The Malaysian Insider March 21, 2014
March 21, 2014.Dozens of ships and aircraft have joined the search for the missing Malaysia Airlines flight MH370 but after 14 days, experts have now raised the question: what if the Boeing 777-200ER (9M-MRO) is never found?
Although many experts think such an idea seems unlikely, especially in the age of modern technology, history has shown that it was not impossible, AP reported today.
“When something like this happens that confounds us, we’re offended by it, and we’re scared by it,” Ric Gillespie, a former aviation accident investigator was quoted as saying.
Gillespie wrote a book about American aviator Amelia Earheart’s still-unsolved 1937 disappearance over the Pacific Ocean.
“We had the illusion of control and it’s just been shown to us that oh, folks, you know what? A really big airliner can just vanish. And nobody wants to hear that,” he added.
Journal of Transportation Security editor-in-chief Andrew Thomas was quoted in the same report as saying that the problem also lies in the fact that airline systems were not as sophisticated as what was widely perceived.
Airports and airplanes all around the world use “antiquated radar tracking technology” – first developed in the 1950s – rather than modern GPS systems.
Although a GPS system might not have solved the case of the missing MH370, it would have at least given investigators a better read on the Boeing 777-200ER’s last known location, Thomas said.
“There are lots of reasons why they haven’t changed, but the major one is cost. The next-generation technology would cost US$70 billion to US$80 billion (about RM230 billion to RM260 billion) in the US,” he was quoted as saying.
MH370’s disappearance on March 8, while en route from Kuala Lumpur to Beijing with 239 people on board, would also put pressure on airlines and governments to improve their monitoring systems, including handoff procedures between countries, said the AP report.
Besides that, without any wreckage, it would be hard to pin the responsibility on the airline or the manufacturers or other parties, it said.
“The international aviation legal system does not anticipate the complete disappearance of an aircraft,” Brian Havel, a law professor and director of the International Aviation Law Institute at DePaul University in Chicago, said.
“We just don’t have the tools for that at present.”
Families of those on board MH370 would be the ones to face the “most painful consequences” of a failed search.

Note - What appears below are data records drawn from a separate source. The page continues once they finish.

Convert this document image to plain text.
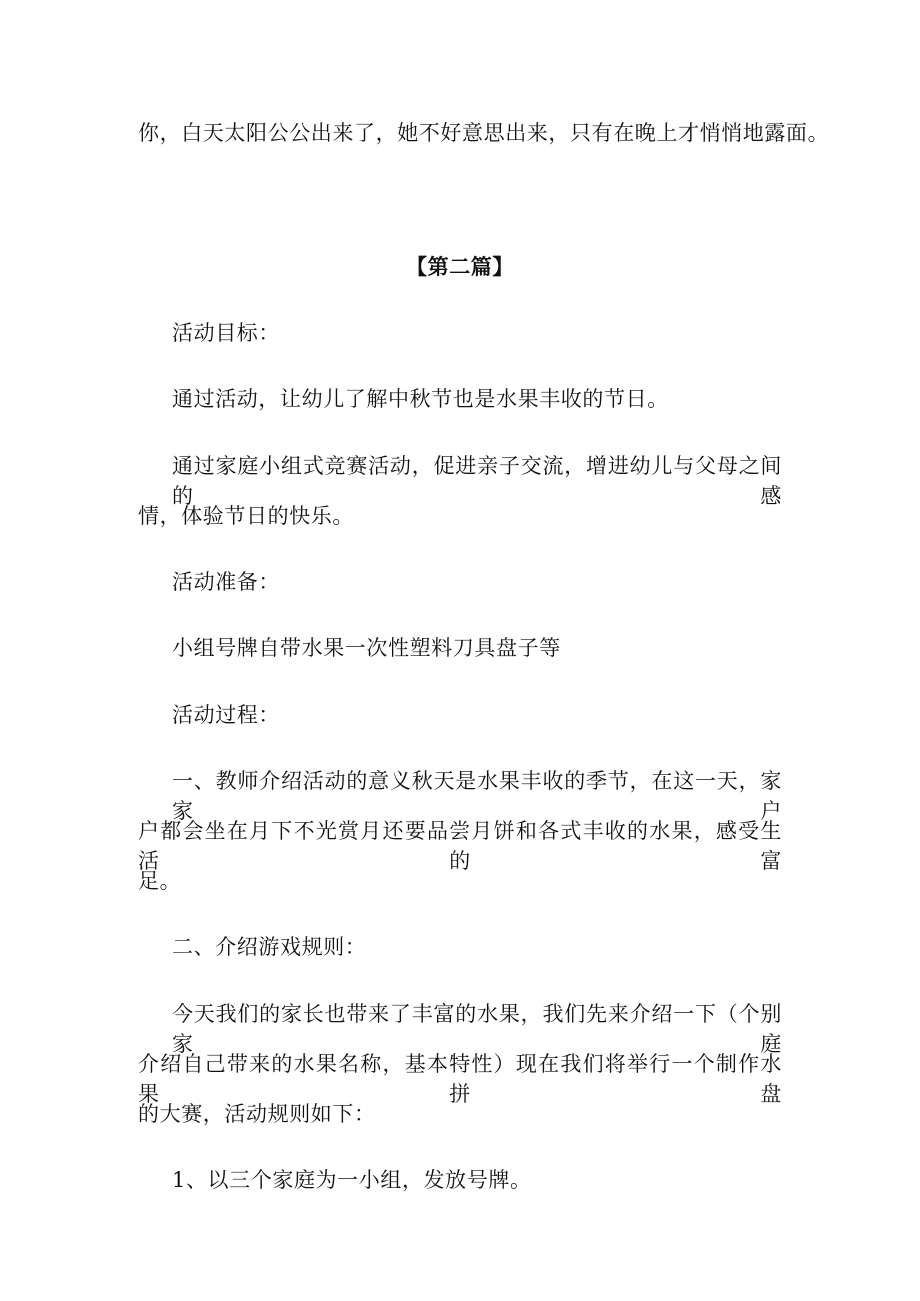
你，白天太阳公公出来了，她不好意思出来，只有在晚上才悄悄地露面。
【第二篇】
活动目标：
通过活动，让幼儿了解中秋节也是水果丰收的节日。
通过家庭小组式竞赛活动，促进亲子交流，增进幼儿与父母之间的感
情，体验节日的快乐。
活动准备：
小组号牌自带水果一次性塑料刀具盘子等
活动过程：
一、教师介绍活动的意义秋天是水果丰收的季节，在这一天，家家户
户都会坐在月下不光赏月还要品尝月饼和各式丰收的水果，感受生活的富
足。
二、介绍游戏规则：
今天我们的家长也带来了丰富的水果，我们先来介绍一下（个别家庭
介绍自己带来的水果名称，基本特性）现在我们将举行一个制作水果拼盘
的大赛，活动规则如下：
1、以三个家庭为一小组，发放号牌。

“In any kind of death, the most important matter for relatives and loved ones is knowing the context and circumstances,” said Kevin Tso, chief executive of New Zealand agency Victim Support, which has been counselling family and friends of the two New Zealand passengers aboard the flight.

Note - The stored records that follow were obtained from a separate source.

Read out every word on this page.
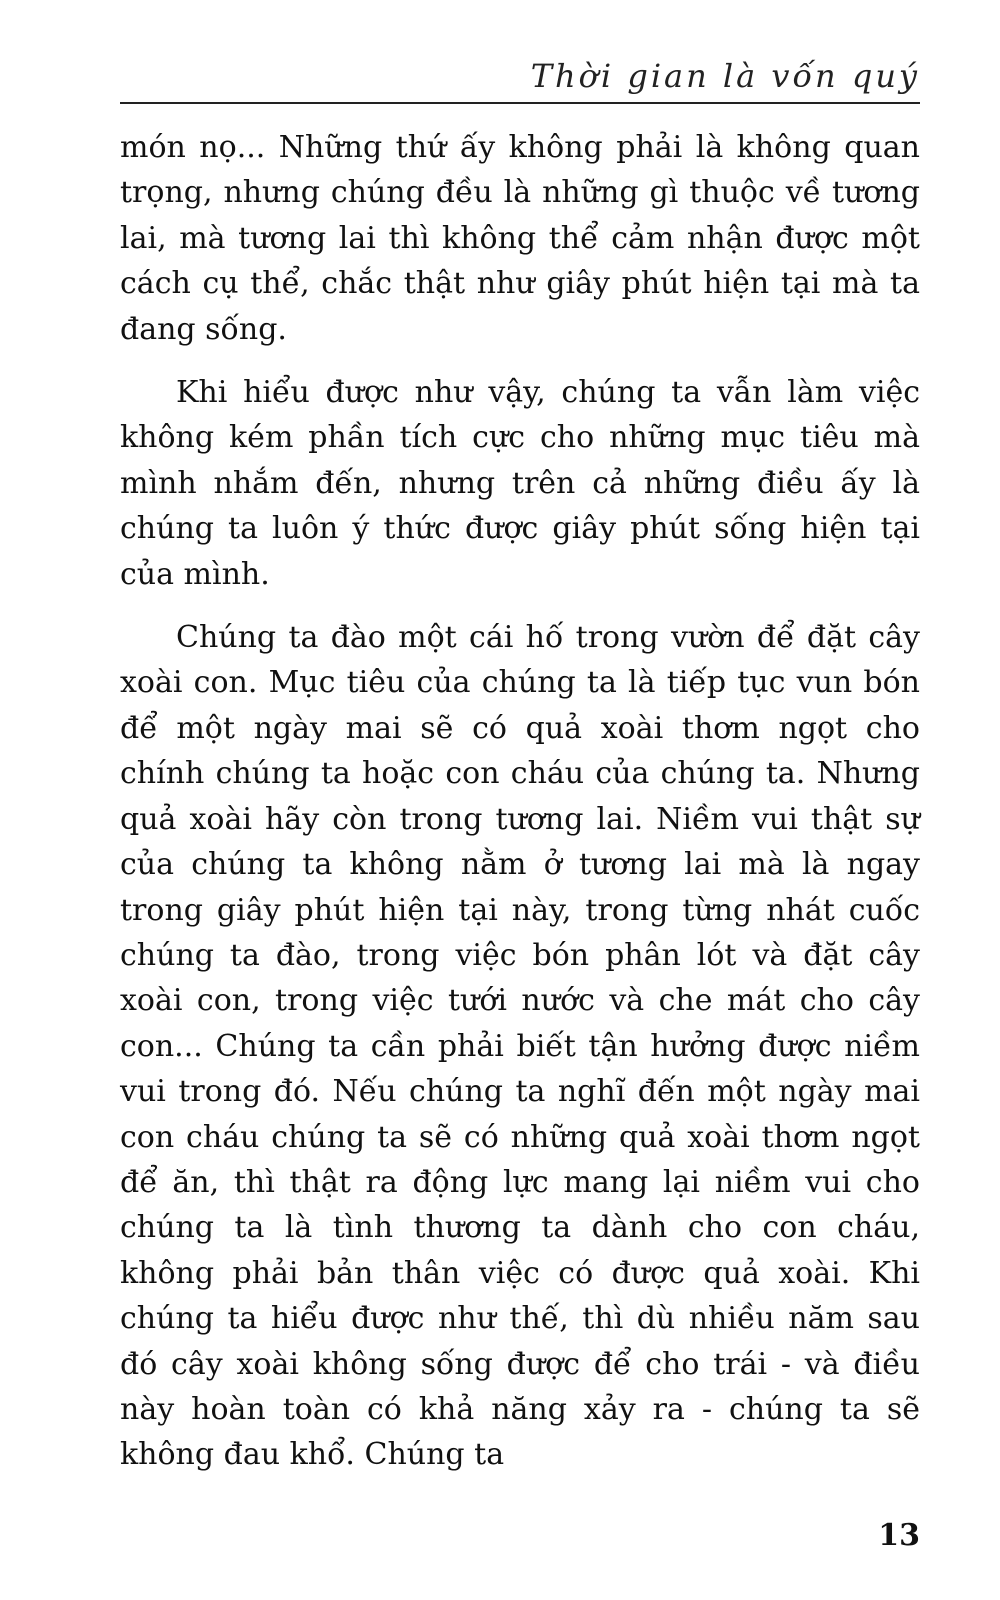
Thời gian là vốn quý

món nọ... Những thứ ấy không phải là không quan trọng, nhưng chúng đều là những gì thuộc về tương lai, mà tương lai thì không thể cảm nhận được một cách cụ thể, chắc thật như giây phút hiện tại mà ta đang sống.

Khi hiểu được như vậy, chúng ta vẫn làm việc không kém phần tích cực cho những mục tiêu mà mình nhắm đến, nhưng trên cả những điều ấy là chúng ta luôn ý thức được giây phút sống hiện tại của mình.

Chúng ta đào một cái hố trong vườn để đặt cây xoài con. Mục tiêu của chúng ta là tiếp tục vun bón để một ngày mai sẽ có quả xoài thơm ngọt cho chính chúng ta hoặc con cháu của chúng ta. Nhưng quả xoài hãy còn trong tương lai. Niềm vui thật sự của chúng ta không nằm ở tương lai mà là ngay trong giây phút hiện tại này, trong từng nhát cuốc chúng ta đào, trong việc bón phân lót và đặt cây xoài con, trong việc tưới nước và che mát cho cây con... Chúng ta cần phải biết tận hưởng được niềm vui trong đó. Nếu chúng ta nghĩ đến một ngày mai con cháu chúng ta sẽ có những quả xoài thơm ngọt để ăn, thì thật ra động lực mang lại niềm vui cho chúng ta là tình thương ta dành cho con cháu, không phải bản thân việc có được quả xoài. Khi chúng ta hiểu được như thế, thì dù nhiều năm sau đó cây xoài không sống được để cho trái - và điều này hoàn toàn có khả năng xảy ra - chúng ta sẽ không đau khổ. Chúng ta

13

“When there’s very little information, it’s very difficult.”
The huge number of speculation and rumours about the plane’s whereabouts has not been helpful to the families, he said, adding that they may be getting false hope that their loved ones were still alive.
It has been almost 50 years since a plane carrying more than two dozen people disappeared without a trace: in 1965, an Argentine military plane carrying 69 people disappeared and has never been found.
However, Gillespie and other experts were optimistic that flight MH370 would eventually be found, “even if investigators have to wait until some wreckage washes ashore”.
“We all expect we’re going to find this plane and the chances are probably pretty good that we’ll find something. But you know, I think everyone thought that about Amelia Earhart as well,” Phaedra Hise, a pilot and author of “Pilot Error: The Anatomy of a Plane Crash”, was quoted as saying.
“We know there’s a chance that we may never find out what happened. Which is a little scary, isn’t it?” – March 21, 2014.